Дед мой Иван Андреевич Нестеров был из новгородских крестьян, как и род наш был крестьянский, новгородский. При Екатерине Великой Нестеровы переселились из Новгорода на Урал и там на заводах закрепились. Про деда известно, что он вышел в вольные, был в семинарии, позднее записался в гильдию и, наконец, был Уфимским городским головой лет двадцать подряд. По рассказам, он был умен, деятелен, гостеприимен, отличный администратор, и будто бы однажды известный граф Перовский, Оренбургский генерал-губернатор, посетив Уфу, нашел в ней образцовый порядок и, обратившись к деду, сказал так:
— Тебе, Нестеров, надо быть головой не здесь, а в Москве!
По сохранившемуся портрету дед был с виду похож на администраторов того времени. Изображен в мундире с шитым воротником, с двумя золотыми медалями. Он имел звание «Степенного гражданина». Очень любил общество, у него, по словам отца и тетки, давались домашние спектакли, и в нашей семье долго сохранялась афиша такого спектакля, напечатанная на белом атласе. Шел «Ревизор». Среди действующих лиц были дядя мой Александр Иванович (Городничий) и мой отец (Бобчинский).

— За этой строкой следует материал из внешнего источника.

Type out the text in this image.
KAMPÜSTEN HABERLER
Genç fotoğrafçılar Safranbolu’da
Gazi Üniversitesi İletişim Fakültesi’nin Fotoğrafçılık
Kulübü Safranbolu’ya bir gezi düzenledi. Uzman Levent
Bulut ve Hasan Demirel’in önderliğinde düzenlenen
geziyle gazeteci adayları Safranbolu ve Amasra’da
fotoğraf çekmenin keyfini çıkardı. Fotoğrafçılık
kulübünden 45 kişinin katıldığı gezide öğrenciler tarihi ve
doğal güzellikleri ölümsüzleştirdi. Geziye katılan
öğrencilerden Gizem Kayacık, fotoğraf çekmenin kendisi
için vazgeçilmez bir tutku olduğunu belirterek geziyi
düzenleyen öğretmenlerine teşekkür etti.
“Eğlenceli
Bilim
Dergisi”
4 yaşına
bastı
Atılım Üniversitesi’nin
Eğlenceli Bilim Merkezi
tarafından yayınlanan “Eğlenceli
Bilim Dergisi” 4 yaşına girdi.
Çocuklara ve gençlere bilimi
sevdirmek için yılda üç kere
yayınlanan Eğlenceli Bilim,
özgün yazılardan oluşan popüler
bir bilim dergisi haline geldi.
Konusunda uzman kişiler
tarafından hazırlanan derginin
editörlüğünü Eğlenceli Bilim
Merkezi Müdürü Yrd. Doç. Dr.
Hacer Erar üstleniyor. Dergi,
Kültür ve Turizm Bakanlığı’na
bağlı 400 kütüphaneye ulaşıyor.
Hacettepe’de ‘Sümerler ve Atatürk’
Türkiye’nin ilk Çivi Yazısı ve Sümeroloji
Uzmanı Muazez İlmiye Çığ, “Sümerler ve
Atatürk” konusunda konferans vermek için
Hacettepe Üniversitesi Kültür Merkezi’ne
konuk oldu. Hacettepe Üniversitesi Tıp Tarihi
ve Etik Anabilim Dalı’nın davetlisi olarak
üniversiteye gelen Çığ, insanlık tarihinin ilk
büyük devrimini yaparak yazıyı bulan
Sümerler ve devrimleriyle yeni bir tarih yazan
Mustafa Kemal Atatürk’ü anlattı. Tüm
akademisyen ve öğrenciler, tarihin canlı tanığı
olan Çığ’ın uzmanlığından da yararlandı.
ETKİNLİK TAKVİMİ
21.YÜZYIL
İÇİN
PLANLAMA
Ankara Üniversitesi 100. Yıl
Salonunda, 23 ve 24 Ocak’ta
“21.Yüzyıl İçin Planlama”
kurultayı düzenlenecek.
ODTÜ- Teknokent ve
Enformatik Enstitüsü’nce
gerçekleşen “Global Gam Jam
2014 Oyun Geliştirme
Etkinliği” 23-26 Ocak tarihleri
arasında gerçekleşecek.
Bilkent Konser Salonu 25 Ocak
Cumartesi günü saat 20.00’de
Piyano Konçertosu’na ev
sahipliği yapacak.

Дед не был купцом по призванию, как и ни один из его сыновей. Умер он в 1848 году от холеры. У него было четыре сына. Из них старший — Александр Иванович — был одарен чрезвычайными способностями. Он отлично играл на скрипке, будто бы сочинял — композиторствовал. Играл на сцене бесподобно, особенно роли трагические («Купец Иголкин» и другие). Любил читать и не любил торговли.
Судьба его была печальна. В те времена, как и поздней на Урале, на заводах бывали беспорядки. И вот после таких беспорядков в Уфимскую тюрьму была доставлена партия провинившихся рабочих. Каким-то путем они установили связь с моим дядей Александром Ивановичем, и он взялся доставить их прошение на высочайшее имя. Подошла Нижегородская ярмарка, и дядя был отправлен туда дедом по торговым делам. Кончил их и, вместо поездки домой в Уфу, махнул в Петербург. Остановился на постоялом дворе, узнал, где и как можно передать Государю свою бумагу, и, так как ему посоветовали это сделать через Наследника Александра Николаевича — будущего императора Александра II, то дядя и решил увидеть его.
Тогда времена были простые. Высочайшие особы держали себя не так, как позднее, гуляли по улицам, в садах, и дядя задумал подать свою челобитную Наследнику в Летнем саду, где тот имел обыкновение прогуливаться в известные часы. Ему очень посчастливилось. Действительно, Наследника он увидал гуляющим на одной из дорожек сада — приблизился к нему и, опустившись на колени, подал челобитную с объяснением содержимого в ней. Был милостиво выслушан и отпущен обнадеженным. Счастливый вернулся на постоялый двор, но в ту же ночь был взят, заключен в тюрьму и с фельдъегерями выслан в места отдаленные…
Очевидно, Наследник в тот же день представил челобитную Императору Николаю Павловичу, а тот взглянул на дело по-своему. Остальное произошло, как по щучьему велению.
Дядю Александра Ивановича я помню хорошо. Он жил у нас в доме после ссылки уже стариком. Все пережитое наложило след на его здоровье, психически он не был в порядке.
Внешне он в те дни напоминал мне собой художника Н. Н. Ге. Те же манеры, та же голова с длинными косматыми волосами, даже пальто, вместо пиджака, точь-в-точь, как у Ге в последние годы его жизни. Его героем в то время был Гарибальди, личными врагами — Бисмарк и Папа Пий IX. Жестоко им доставалось от старого «революционера».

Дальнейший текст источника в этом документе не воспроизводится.